Electronic – Maximum power transfer and Thevenin

When you remove the load, you end up with:

^{simulate this circuit – Schematic created using CircuitLab}

It follows that \$I_y=0\$ since it is an open circuit.

$$I_x=\dfrac{9\text{V}}{4\Omega+4\Omega+6\Omega}=0.643\text{A}$$

The potential difference between the terminals A and B is the \$V_{\text{TH}}\$. This is just the voltage across the farthest to the right \$4\Omega\$ resistor.

Then

$$V_{oc}=V_{\text{TH}}=(0.643\text{A})(4\Omega)=2.57\text{V} $$

You need to find \$R_{\text{TH}}\$. Short circuit the 9V voltage source and find the equivalent resistance at the A and B terminals. That would be:

$$ R_{\text{TH}}=((4\Omega+6\Omega)||4\Omega)+5\Omega=7.86\Omega$$

With that, you can find \$I_2\$.

There are several ways to reduce a net of sources and resistors to its Thevenin equivalent. One way is like what you started to do. Find the open circuit voltage and the short circuit current.

Another way is to keep simplifying the circuit in steps. Take a source and two resistors and find its Thevenin equivalent on its own. Then replace the three parts with the two Thevenin equivalent parts in the circuit. Keep doing this until the circuit is a single voltage source in series with a single resistor.

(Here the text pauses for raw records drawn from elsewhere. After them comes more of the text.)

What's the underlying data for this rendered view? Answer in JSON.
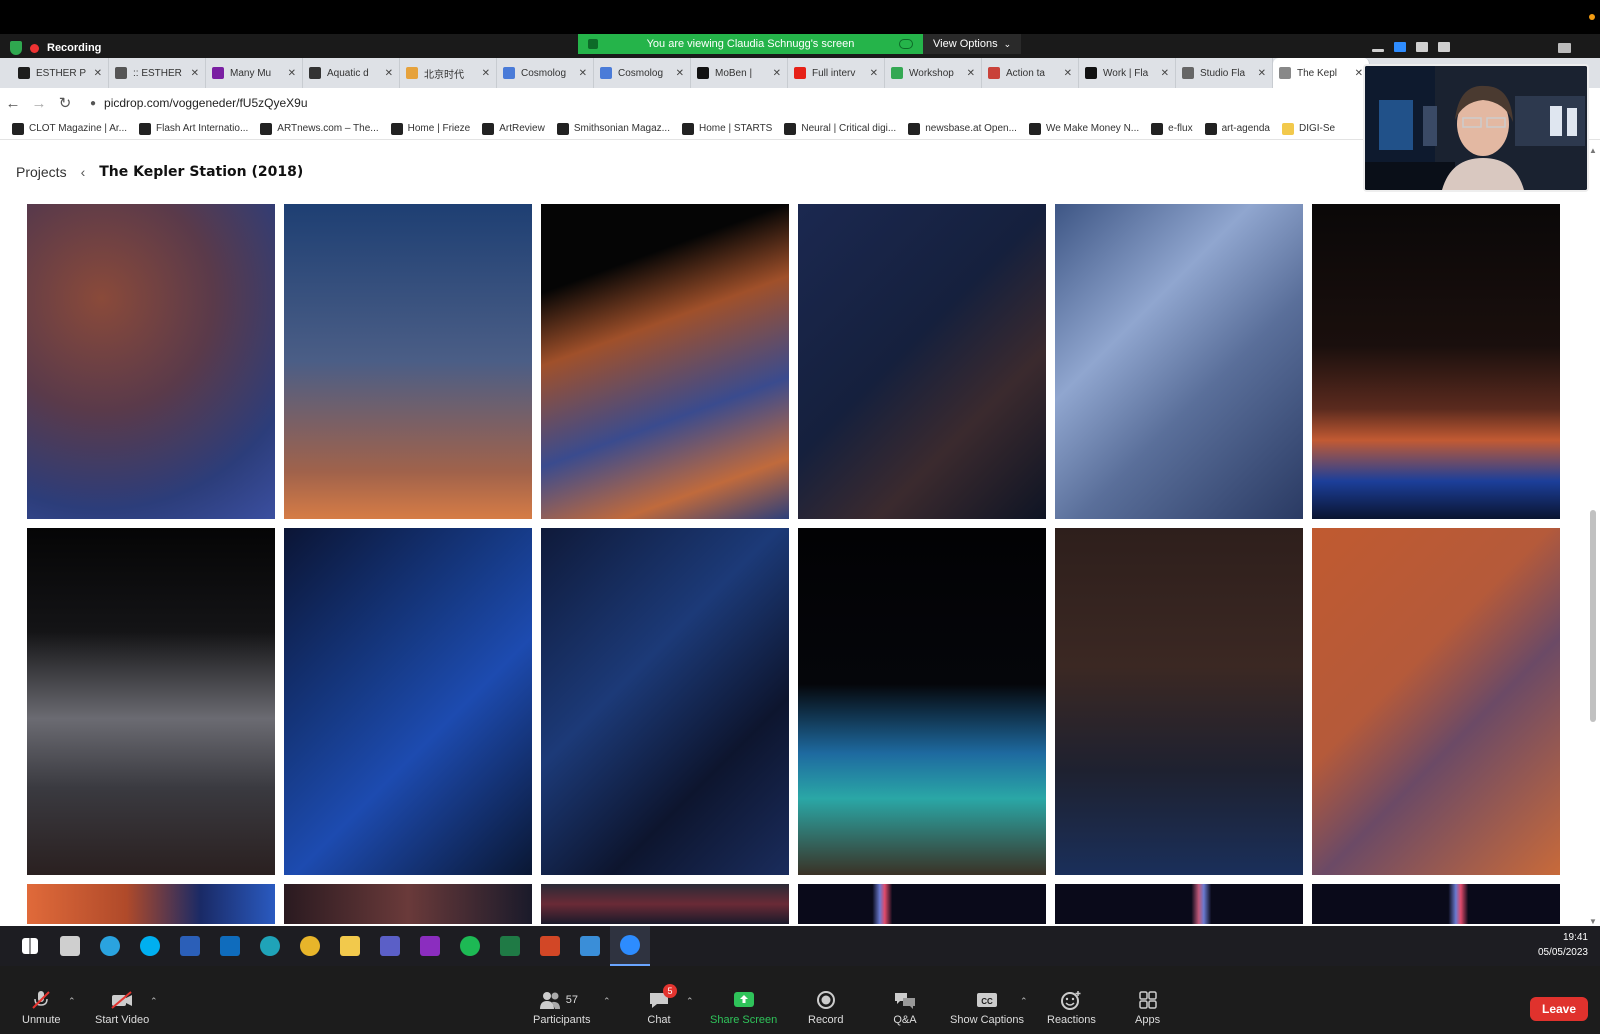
{
  "zoom": {
    "recording_label": "Recording",
    "viewing_banner": "You are viewing Claudia Schnugg's screen",
    "view_options_label": "View Options",
    "controls": {
      "unmute": "Unmute",
      "start_video": "Start Video",
      "participants": "Participants",
      "participants_count": "57",
      "chat": "Chat",
      "chat_badge": "5",
      "share_screen": "Share Screen",
      "record": "Record",
      "qa": "Q&A",
      "show_captions": "Show Captions",
      "reactions": "Reactions",
      "apps": "Apps",
      "leave": "Leave"
    }
  },
  "browser": {
    "tabs": [
      {
        "label": "ESTHER P",
        "color": "#1d1d1d"
      },
      {
        "label": ":: ESTHER",
        "color": "#555555"
      },
      {
        "label": "Many Mu",
        "color": "#7a1fa2"
      },
      {
        "label": "Aquatic d",
        "color": "#333333"
      },
      {
        "label": "北京时代",
        "color": "#e6a23c"
      },
      {
        "label": "Cosmolog",
        "color": "#4a7bd8"
      },
      {
        "label": "Cosmolog",
        "color": "#4a7bd8"
      },
      {
        "label": "MoBen |",
        "color": "#111111"
      },
      {
        "label": "Full interv",
        "color": "#e62117"
      },
      {
        "label": "Workshop",
        "color": "#34a853"
      },
      {
        "label": "Action ta",
        "color": "#c9423a"
      },
      {
        "label": "Work | Fla",
        "color": "#111111"
      },
      {
        "label": "Studio Fla",
        "color": "#666666"
      },
      {
        "label": "The Kepl",
        "color": "#888888"
      }
    ],
    "url": "picdrop.com/voggeneder/fU5zQyeX9u",
    "bookmarks": [
      {
        "label": "CLOT Magazine | Ar...",
        "icon": "CLOT"
      },
      {
        "label": "Flash Art Internatio...",
        "icon": "FA"
      },
      {
        "label": "ARTnews.com – The...",
        "icon": "AN"
      },
      {
        "label": "Home | Frieze",
        "icon": "F"
      },
      {
        "label": "ArtReview",
        "icon": "AR"
      },
      {
        "label": "Smithsonian Magaz...",
        "icon": "S"
      },
      {
        "label": "Home | STARTS",
        "icon": "S"
      },
      {
        "label": "Neural | Critical digi...",
        "icon": "N"
      },
      {
        "label": "newsbase.at Open...",
        "icon": "N"
      },
      {
        "label": "We Make Money N...",
        "icon": "W"
      },
      {
        "label": "e-flux",
        "icon": "e"
      },
      {
        "label": "art-agenda",
        "icon": "a"
      },
      {
        "label": "DIGI-Se",
        "icon": "folder"
      }
    ]
  },
  "page": {
    "breadcrumb_root": "Projects",
    "title": "The Kepler Station (2018)"
  },
  "photos": [
    {
      "name": "red-blue-terrain-texture",
      "bg": "radial-gradient(circle at 30% 30%, #8a4a3a 0%, #5a3a4a 40%, #2c3d7a 75%, #3b4fa0 100%)"
    },
    {
      "name": "satellite-dish-at-sunset",
      "bg": "linear-gradient(180deg, #1e3f73 0%, #4b5e86 50%, #a0624b 85%, #d67c46 100%)"
    },
    {
      "name": "rocky-hill-blue-orange",
      "bg": "linear-gradient(160deg, #050505 0%, #050505 22%, #a0502a 40%, #3a4b8e 65%, #c06a3c 85%, #2d3f7a 100%)"
    },
    {
      "name": "portrait-profile-dark",
      "bg": "linear-gradient(135deg, #1b2850 0%, #15203d 45%, #3b2a2e 70%, #0e1424 100%)"
    },
    {
      "name": "spacesuit-tubes-detail",
      "bg": "linear-gradient(135deg, #3e5685 0%, #90a6cf 35%, #5a6f9a 60%, #2a3a63 100%)"
    },
    {
      "name": "dome-station-night",
      "bg": "linear-gradient(180deg, #0a0808 0%, #1a0f0d 45%, #5a2a1e 65%, #c25a33 75%, #1c3f9a 88%, #0a1430 100%)"
    },
    {
      "name": "astronaut-corridor",
      "bg": "linear-gradient(180deg, #050506 0%, #141416 30%, #6b6b72 55%, #3a3a40 75%, #2a2020 100%)"
    },
    {
      "name": "light-trails-machinery",
      "bg": "linear-gradient(135deg, #0b1535 0%, #163a86 40%, #1d4bb0 60%, #0a1733 100%)"
    },
    {
      "name": "woman-blue-light",
      "bg": "linear-gradient(135deg, #0f1a3a 0%, #1c3a78 40%, #0d152e 70%, #1a2c5c 100%)"
    },
    {
      "name": "glowing-dome-field",
      "bg": "linear-gradient(180deg, #020204 0%, #05060a 45%, #1e6aa0 65%, #2aa7a6 78%, #3a3226 100%)"
    },
    {
      "name": "two-astronauts-dome",
      "bg": "linear-gradient(180deg, #2e1f1c 0%, #3b2823 40%, #1e2130 70%, #1a2f5a 100%)"
    },
    {
      "name": "martian-rocks-object",
      "bg": "linear-gradient(135deg, #c05a30 0%, #b55a3a 40%, #6b4a66 60%, #c86a3a 100%)"
    },
    {
      "name": "partial-photo-1",
      "bg": "linear-gradient(90deg, #e06a3a 0%, #b04a2a 40%, #1a2a66 70%, #2a5ac0 100%)"
    },
    {
      "name": "partial-photo-2",
      "bg": "linear-gradient(90deg, #2a1a20 0%, #6a3a3a 50%, #1a1a2a 100%)"
    },
    {
      "name": "partial-photo-3",
      "bg": "linear-gradient(180deg, #2a2a36 0%, #6a2a36 50%, #1a1a2a 100%)"
    },
    {
      "name": "partial-photo-4",
      "bg": "linear-gradient(90deg, #0a0a1a 0%, #0a0a1a 30%, #6a7ad0 33%, #e04a6a 35%, #0a0a1a 38%, #0a0a1a 100%)"
    },
    {
      "name": "partial-photo-5",
      "bg": "linear-gradient(90deg, #0a0a1a 0%, #0a0a1a 55%, #c05a7a 58%, #6a7ad0 60%, #0a0a1a 63%, #0a0a1a 100%)"
    },
    {
      "name": "partial-photo-6",
      "bg": "linear-gradient(90deg, #0a0a1a 0%, #0a0a1a 55%, #6a7ad0 58%, #e04a6a 60%, #0a0a1a 63%, #0a0a1a 100%)"
    }
  ],
  "taskbar": {
    "apps": [
      {
        "name": "windows-start-icon",
        "color": "#ffffff"
      },
      {
        "name": "task-view-icon",
        "color": "#cfcfcf"
      },
      {
        "name": "telegram-icon",
        "color": "#2aa3df"
      },
      {
        "name": "skype-icon",
        "color": "#00aff0"
      },
      {
        "name": "word-icon",
        "color": "#2b5fb8"
      },
      {
        "name": "outlook-icon",
        "color": "#0f6cbd"
      },
      {
        "name": "edge-icon",
        "color": "#1fa3b8"
      },
      {
        "name": "chrome-icon",
        "color": "#e8b52a"
      },
      {
        "name": "file-explorer-icon",
        "color": "#f2c94c"
      },
      {
        "name": "teams-icon",
        "color": "#5b5fc7"
      },
      {
        "name": "onenote-icon",
        "color": "#8b2dbf"
      },
      {
        "name": "spotify-icon",
        "color": "#1db954"
      },
      {
        "name": "excel-icon",
        "color": "#1f7a45"
      },
      {
        "name": "powerpoint-icon",
        "color": "#d24726"
      },
      {
        "name": "photos-icon",
        "color": "#3a8ed8"
      },
      {
        "name": "zoom-icon",
        "color": "#2d8cff"
      }
    ],
    "time": "19:41",
    "date": "05/05/2023"
  }
}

However, in all cases you should start by drawing the circuit in a comprehensible way. Problems like this are often deliberately drawn to obscure the circuit. Never let that get in your way. Redraw the schematic properly with power voltages descending down the page, logical flow left to right, etc. That should be your first step here too.

You should always draw circuits properly before asking others to look at them. This web site is no exception.